With a background in technology, Bouskila led his team in developing the platform. They also consulted extensively with the securities regulators in Quebec and Ontario, collaborating to determine the best way to do KYC, sell investments, and automate compliance when meeting clients face to face wasn’t practical or possible. At various times, he was the ultimate designated person and chief compliance officer at CoPower, giving him the experience and insight necessary to launch his current company.
“I started Mako nearly three years ago with the vision of bringing novel and compliant methods of digital onboarding to the entire industry,” he said. “Because I had been involved in all those discussions with the regulators, I really felt like I understood the challenge.”
Bouskila’s second venture has come a long way. Today, the firm is doing work on high-net-worth funds with Brookfield Asset Management, and is doing a project involving KYC with Hampton Securities. In addition, Mako has a strategic partnership with Aviso Wealth Management, and is working with a number of firms that use Aviso as a custodian.
Beyond its growth among Canadian independents, he said Mako is increasingly engaging with the Canadian divisions of international wealth managers, and is taking on “exciting” KYC problems for institutional-level clients.
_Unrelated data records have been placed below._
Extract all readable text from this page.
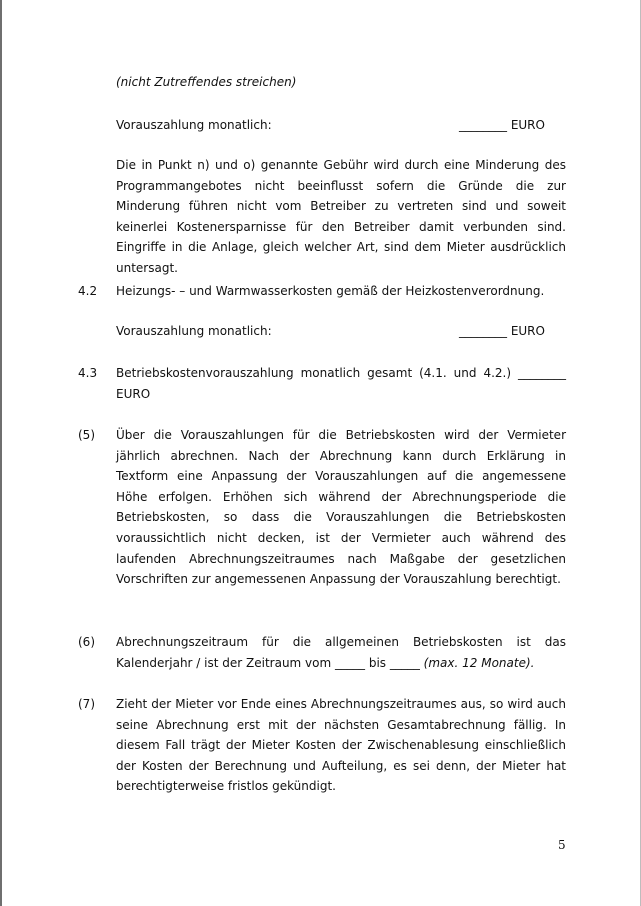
(nicht Zutreffendes streichen)
Vorauszahlung monatlich:	________ EURO
Die in Punkt n) und o) genannte Gebühr wird durch eine Minderung des Programmangebotes nicht beeinflusst sofern die Gründe die zur Minderung führen nicht vom Betreiber zu vertreten sind und soweit keinerlei Kostenersparnisse für den Betreiber damit verbunden sind. Eingriffe in die Anlage, gleich welcher Art, sind dem Mieter ausdrücklich untersagt.
4.2 Heizungs- – und Warmwasserkosten gemäß der Heizkostenverordnung.
Vorauszahlung monatlich:	________ EURO
4.3 Betriebskostenvorauszahlung monatlich gesamt (4.1. und 4.2.) ________ EURO
(5) Über die Vorauszahlungen für die Betriebskosten wird der Vermieter jährlich abrechnen. Nach der Abrechnung kann durch Erklärung in Textform eine Anpassung der Vorauszahlungen auf die angemessene Höhe erfolgen. Erhöhen sich während der Abrechnungsperiode die Betriebskosten, so dass die Vorauszahlungen die Betriebskosten voraussichtlich nicht decken, ist der Vermieter auch während des laufenden Abrechnungszeitraumes nach Maßgabe der gesetzlichen Vorschriften zur angemessenen Anpassung der Vorauszahlung berechtigt.
(6) Abrechnungszeitraum für die allgemeinen Betriebskosten ist das Kalenderjahr / ist der Zeitraum vom _____ bis _____ (max. 12 Monate).
(7) Zieht der Mieter vor Ende eines Abrechnungszeitraumes aus, so wird auch seine Abrechnung erst mit der nächsten Gesamtabrechnung fällig. In diesem Fall trägt der Mieter Kosten der Zwischenablesung einschließlich der Kosten der Berechnung und Aufteilung, es sei denn, der Mieter hat berechtigterweise fristlos gekündigt.
5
With technology doing more of the heavy lifting, Bouskila said his firm’s clients are able to focus their attention where it matters.
“Fundamentally, wealth management is about advisors providing advice, counsel, and perspective to clients,” Bouskila said. “A small segment of investors may be comfortable with self-directed investing and robo-advisors. But I think when people reach a level of wealth where they have to make difficult financial decisions, most will want a professional in their corner. And I think cloud technology can really push that relationship back into the forefront.”